In inimitable Brazilian style, the upcoming national elections, to be held on 3 October, have inspired a cavalcade of electoral pledges and corruption scandals. Yet, despite a vigorous electoral race, no candidate has yet credibly tackled the most important challenge and opportunity facing Brazil today: education.
Brazil is currently surfing a wave of economic development with a demographic boom to boot. The country’s economy has been transformed from the days of stagnation, inflation and crisis, which marred the post-dictatorship political landscape of the 1980s. In the early 90s, President Fernando Henrique Cardoso laid the foundations, and now Brazil is placed as the 10th biggest economy in the world. The outgoing President Luiz Inácio “Lula” da Silva has presided over eight impressive years, which have seen 20 million Brazilians lifted out of absolute poverty and 31 million move into the middle class.
One of the biggest successes has been the enormous advances made to school enrolment. This is largely thanks to Brazil’s very effective programme, Bolsa Família (“Family Fund”), which pays poor families if their children attend school. This fund has pushed children off the street and into the school room, while also providing the poorest with a well-needed form of income support.
Despite these successes, however, Lula has failed to take his battle with poverty as far as he should. The past 16 years have seen governments initiate a variety of reforms, but Brazil’s cardinal problems of poverty and inequality still remain. The surge in school attendance has not been matched by a surge in quality: only 39% of Brazilians aged 25-64 have successfully completed upper secondary education (compared to 70% for the UK). Education in Brazil remains under-funded, inefficiently run and, to top it all off, disproportionately benefitting the wealthy. What Brazil now needs is a cultural and structural revolution in education policy.
Education is undervalued in Brazilian society and rarely features in debates in the public or private spheres; this is fuelled by average illiteracy levels of 12%. In fact, Lula often used his personal lack of education as a rhetorical tool to undermine his political opponents, the ruling elites. According to the UNDP’s recent Human Development Report for Latin America and the Caribbean, 10 of the world’s 15 most unequal countries are located in Latin America. Failing education systems lie at the very heart of this problem. It’s no coincidence that Brazil is the 10th most unequal country in the world.
Latin America has the second youngest population of any of the world’s continents (first is Africa). In 30 years, developed economies will be battling against ageing populations; Brazil, on the other hand, will have a young workforce. Brazil needs to harness this demographic boom and train a generation that will go to build the future of this economic giant. As the World Bank warned in 2008, “unfortunately, in an era of global competition, the current state of education in Brazil means it is likely to fall behind other developing economies in the search for new investment and economic growth opportunities.”

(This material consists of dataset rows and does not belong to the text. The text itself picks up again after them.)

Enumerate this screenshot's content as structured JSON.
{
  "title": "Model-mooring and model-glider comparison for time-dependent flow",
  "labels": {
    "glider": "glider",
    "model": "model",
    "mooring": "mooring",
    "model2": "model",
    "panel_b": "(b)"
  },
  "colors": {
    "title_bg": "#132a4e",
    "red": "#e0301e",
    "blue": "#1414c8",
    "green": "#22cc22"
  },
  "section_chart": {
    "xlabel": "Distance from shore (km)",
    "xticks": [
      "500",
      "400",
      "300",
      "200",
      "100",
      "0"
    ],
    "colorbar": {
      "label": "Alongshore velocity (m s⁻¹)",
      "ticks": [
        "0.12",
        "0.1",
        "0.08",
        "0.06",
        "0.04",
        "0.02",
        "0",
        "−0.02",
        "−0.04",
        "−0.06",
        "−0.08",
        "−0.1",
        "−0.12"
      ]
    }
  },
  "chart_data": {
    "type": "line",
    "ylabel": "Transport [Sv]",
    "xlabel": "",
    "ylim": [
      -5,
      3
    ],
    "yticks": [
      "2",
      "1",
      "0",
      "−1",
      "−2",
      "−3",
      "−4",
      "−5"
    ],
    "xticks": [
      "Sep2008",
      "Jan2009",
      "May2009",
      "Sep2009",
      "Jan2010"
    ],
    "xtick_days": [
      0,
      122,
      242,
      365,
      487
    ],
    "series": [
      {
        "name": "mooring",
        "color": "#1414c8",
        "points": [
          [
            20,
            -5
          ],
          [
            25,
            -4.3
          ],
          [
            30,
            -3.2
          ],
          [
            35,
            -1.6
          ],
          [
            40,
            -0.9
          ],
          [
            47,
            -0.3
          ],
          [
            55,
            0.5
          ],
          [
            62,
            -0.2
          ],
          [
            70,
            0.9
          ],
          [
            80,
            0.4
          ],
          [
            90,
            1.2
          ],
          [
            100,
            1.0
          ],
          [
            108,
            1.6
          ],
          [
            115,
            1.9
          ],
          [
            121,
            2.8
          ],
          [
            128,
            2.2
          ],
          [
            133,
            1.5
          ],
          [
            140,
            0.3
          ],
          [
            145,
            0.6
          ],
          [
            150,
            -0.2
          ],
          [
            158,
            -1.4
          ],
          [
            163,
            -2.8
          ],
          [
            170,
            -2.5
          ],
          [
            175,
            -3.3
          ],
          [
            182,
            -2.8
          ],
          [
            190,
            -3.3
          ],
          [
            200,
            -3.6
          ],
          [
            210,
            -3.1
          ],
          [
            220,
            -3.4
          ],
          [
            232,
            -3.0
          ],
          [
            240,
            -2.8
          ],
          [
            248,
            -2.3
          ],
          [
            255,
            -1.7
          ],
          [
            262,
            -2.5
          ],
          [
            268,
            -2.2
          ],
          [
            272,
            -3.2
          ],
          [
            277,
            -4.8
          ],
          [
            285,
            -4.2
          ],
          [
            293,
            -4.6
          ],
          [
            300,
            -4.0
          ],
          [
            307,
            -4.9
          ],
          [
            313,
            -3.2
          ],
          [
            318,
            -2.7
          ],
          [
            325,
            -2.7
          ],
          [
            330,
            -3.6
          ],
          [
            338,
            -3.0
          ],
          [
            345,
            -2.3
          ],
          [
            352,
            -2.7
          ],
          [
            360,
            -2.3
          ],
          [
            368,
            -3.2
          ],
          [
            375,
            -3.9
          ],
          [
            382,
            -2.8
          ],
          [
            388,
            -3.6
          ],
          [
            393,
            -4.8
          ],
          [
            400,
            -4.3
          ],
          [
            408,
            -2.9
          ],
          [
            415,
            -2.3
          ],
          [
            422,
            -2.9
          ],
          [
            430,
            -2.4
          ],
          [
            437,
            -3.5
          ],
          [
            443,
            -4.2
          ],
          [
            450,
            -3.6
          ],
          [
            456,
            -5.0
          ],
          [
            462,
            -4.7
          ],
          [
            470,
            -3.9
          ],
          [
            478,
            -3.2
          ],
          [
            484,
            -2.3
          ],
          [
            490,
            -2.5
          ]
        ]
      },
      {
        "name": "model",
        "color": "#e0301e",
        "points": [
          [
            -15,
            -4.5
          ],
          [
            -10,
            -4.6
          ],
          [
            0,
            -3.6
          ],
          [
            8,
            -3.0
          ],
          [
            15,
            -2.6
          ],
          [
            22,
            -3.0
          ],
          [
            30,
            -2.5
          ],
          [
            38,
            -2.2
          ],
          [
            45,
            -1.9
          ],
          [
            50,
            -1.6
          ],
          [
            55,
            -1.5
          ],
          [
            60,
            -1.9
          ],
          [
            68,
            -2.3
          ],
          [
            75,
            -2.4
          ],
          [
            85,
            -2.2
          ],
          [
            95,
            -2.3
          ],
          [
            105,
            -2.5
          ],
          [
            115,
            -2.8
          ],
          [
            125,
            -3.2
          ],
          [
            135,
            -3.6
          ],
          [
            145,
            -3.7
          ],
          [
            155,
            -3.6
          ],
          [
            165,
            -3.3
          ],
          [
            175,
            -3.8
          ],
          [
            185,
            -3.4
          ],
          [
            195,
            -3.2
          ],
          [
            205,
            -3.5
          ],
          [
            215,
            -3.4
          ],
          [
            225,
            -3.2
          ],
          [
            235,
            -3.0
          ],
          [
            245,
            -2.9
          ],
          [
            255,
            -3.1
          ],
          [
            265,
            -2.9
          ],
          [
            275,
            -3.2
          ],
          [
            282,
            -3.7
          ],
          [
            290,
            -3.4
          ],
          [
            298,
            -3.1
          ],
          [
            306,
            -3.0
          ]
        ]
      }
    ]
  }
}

In its current form, the Brazilian education system entrenches inequality and poverty, stifling prosperity for the majority. Due to low educational standards and lack of investment in public schools, 14% of Brazilian children attend private schools. However, most private-school leavers then apply for public, free universities – which conversely have prestigious reputations and high levels of investment. This severely limits social mobility.
In the recent presidential debates, neither of the two frontrunners have proposed any real education reforms. The debates have, instead, been dominated by talk of the economy, development and infrastructure, as the top two candidates follow in the “developmentalist” model taken by Lula. Investment in human resources through education, though urgently needed, does not appear to be a vote winner, and the subject has been “practically ignored” by the top two presidential candidates.
Lula’s heir, Dilma Rousseff, is campaigning on the axiom Para o Brasil Seguir Mudando (“So that Brazil keeps on Changing”). Although “more education” is her fifth campaign priority, she is widely expected to follow Lula’s hands-off strategy. Meanwhile, the main opposition candidate, José Serra, has committed to expanding the Bolsa Família programme to include more families, but has failed to put a case forward for specific educational reform. The only candidate to put education at the centre of her election campaign is the Green party’s Marina Silva, currently placed a distant third with 10% of the vote, who has promised to increase GDP spending on education from 5% to 7%. (According to a recent OECD report, Brazil spends less per student overall than most OECD countries, especially in primary and secondary schooling.)
It’s time that Brazilian politicians and the public acted to turn Brazil’s education strategy on its head – diverting generous university funds for the few towards essential schooling for the many. Dilma Rousseff is almost certain to take the presidential reins in just two weeks; yet the question remains, can Brazil “keep on changing” if it doesn’t overhaul its education system?